People say this, but honestly, it's not really my experience— I've given ChatGPT (and Copilot) genuinely novel coding challenges and they do a very decent job at synthesizing a new thought based on relating it to disparate source examples. Really not that dissimilar to how a human thinks about these things.
Many (but not all) coding tasks fall into this category. "Connect to API A using language B and library C, while integrating with D on the backend." Which is really cool!
But there's other coding tasks that it just can't really do. E.g, I'm building a database with some novel approaches to query optimization and LLMs are totally lost in that part of the code.
And an LLM could very much ingest such a paper and then, I expect, also understand how the concepts mapped to the source code implementing them.
LLM don't learn from manuals describing how things works, LLM learn from examples. So a thing being described doesn't let the LLM perform that thing, the LLM needs to have seen a lot of examples of that thing being perform in text in able to perform it.
This is a fundamental part to how LLM work and you can't get around this without totally changing how they train.
I'm hardly an expert, but it seems intuitive to me that even if a problem isn't explicitly accounted for in publicly available training data, many underlying partial solutions to similar problems may be, and an LLM amalgamating that data could very well produce something that appears to be "synthesizing a new thought".
Essentially instead of regurgitating an existing solution, it regurgitates everything around said solution with a thin conceptual lattice holding it together.
Sort of related to how you need to specify the level of LLM reasoning not just to control cost, but because the non-reasoning model just goes ahead and answers incorrectly, and the reasoning model will "overreason" on simple problems. Being able to estimate the reasoning-intensiveness of a problem before solving it is a big part of human intelligence (and IIRC is common to all great apes). I don't think LLMs are really able to do this, except via case-by-case RLHF whack-a-mole.
I think rather it has a broad understanding of concepts like build systems and tools, DAGs, dependencies, lockfiles, caching, and so on, and so it can understand my system through the general lens of what makes sense when these concepts are applied to non-ROS systems or on non-GHA DevOps platforms, or with other packaging regimes.

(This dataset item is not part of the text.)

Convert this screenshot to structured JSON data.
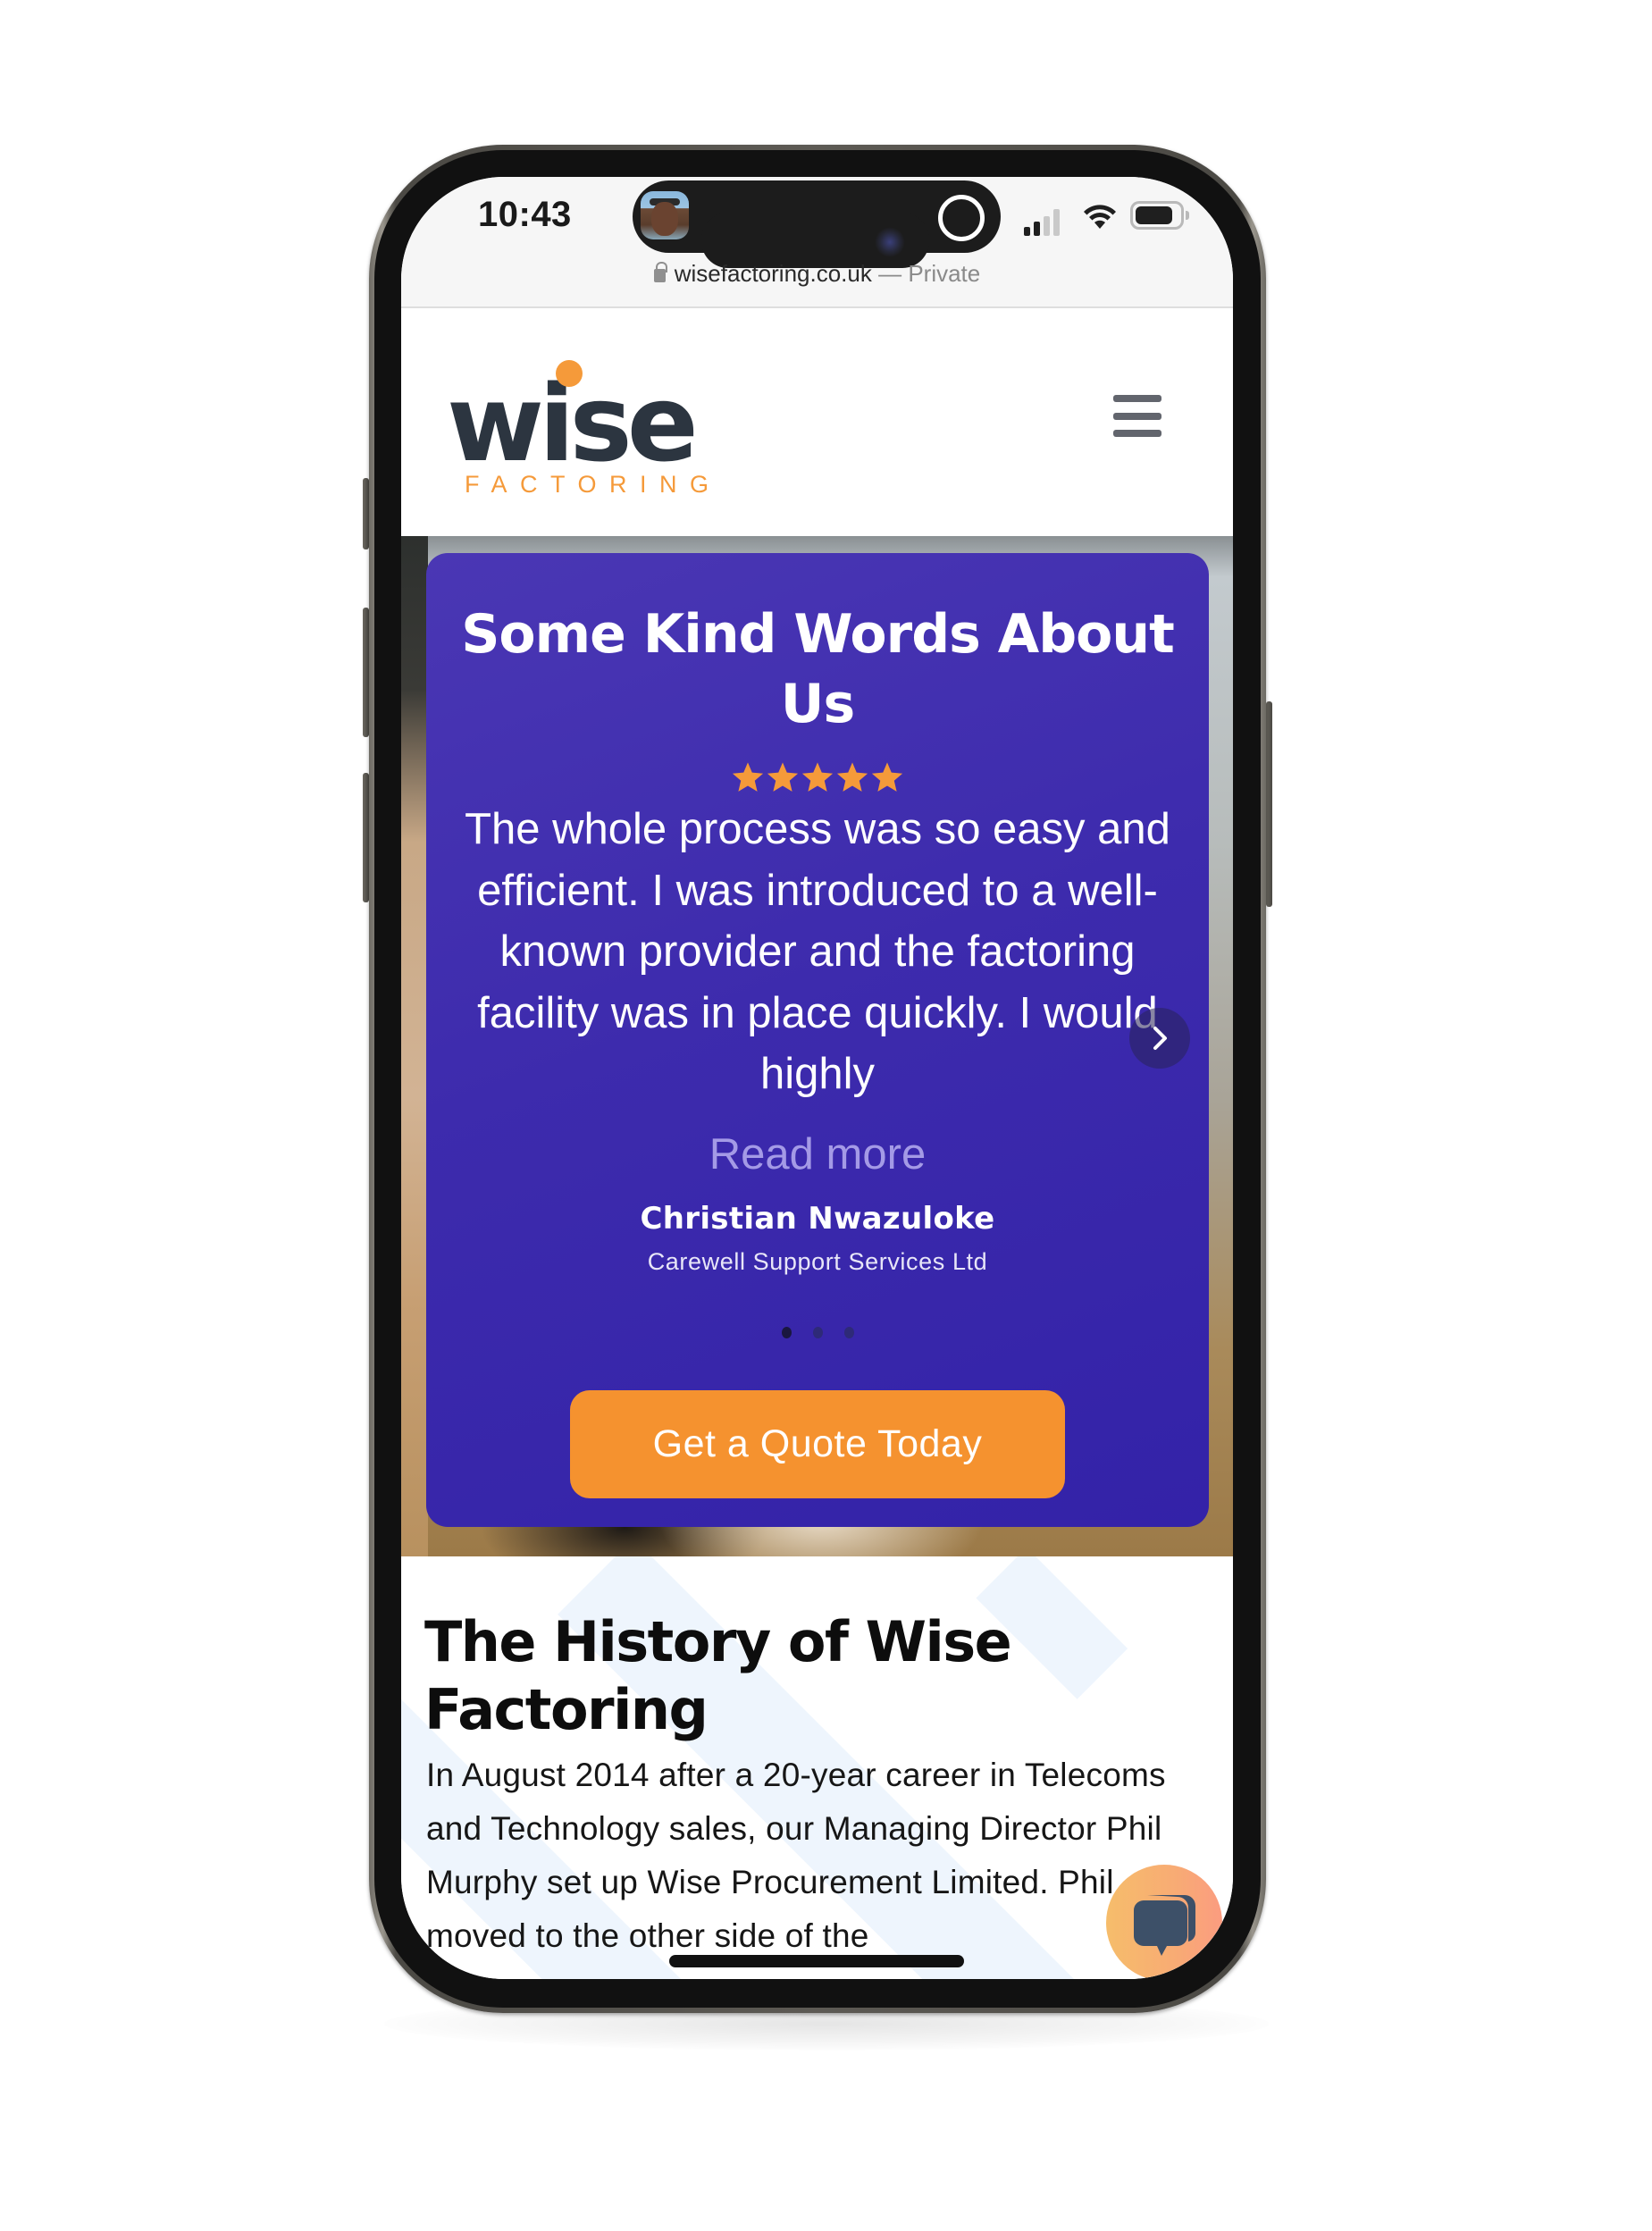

I'd argue that that's novel, but as I said in the GP, the more important thing is that it's also how a human approaches things that to them are novel— by breaking them down, and identifying the mental shortcuts enabled by abstracting over familiar patterns.
And yet it can do it when presented with a language spec. It's not perfect, but it can solve that with tooling that it makes for itself. For example, it tends to generate B code that is mostly correct, but with occasional problem. So, I had it write a B parser in Python and then use that whenever it edits B code to validate the edits.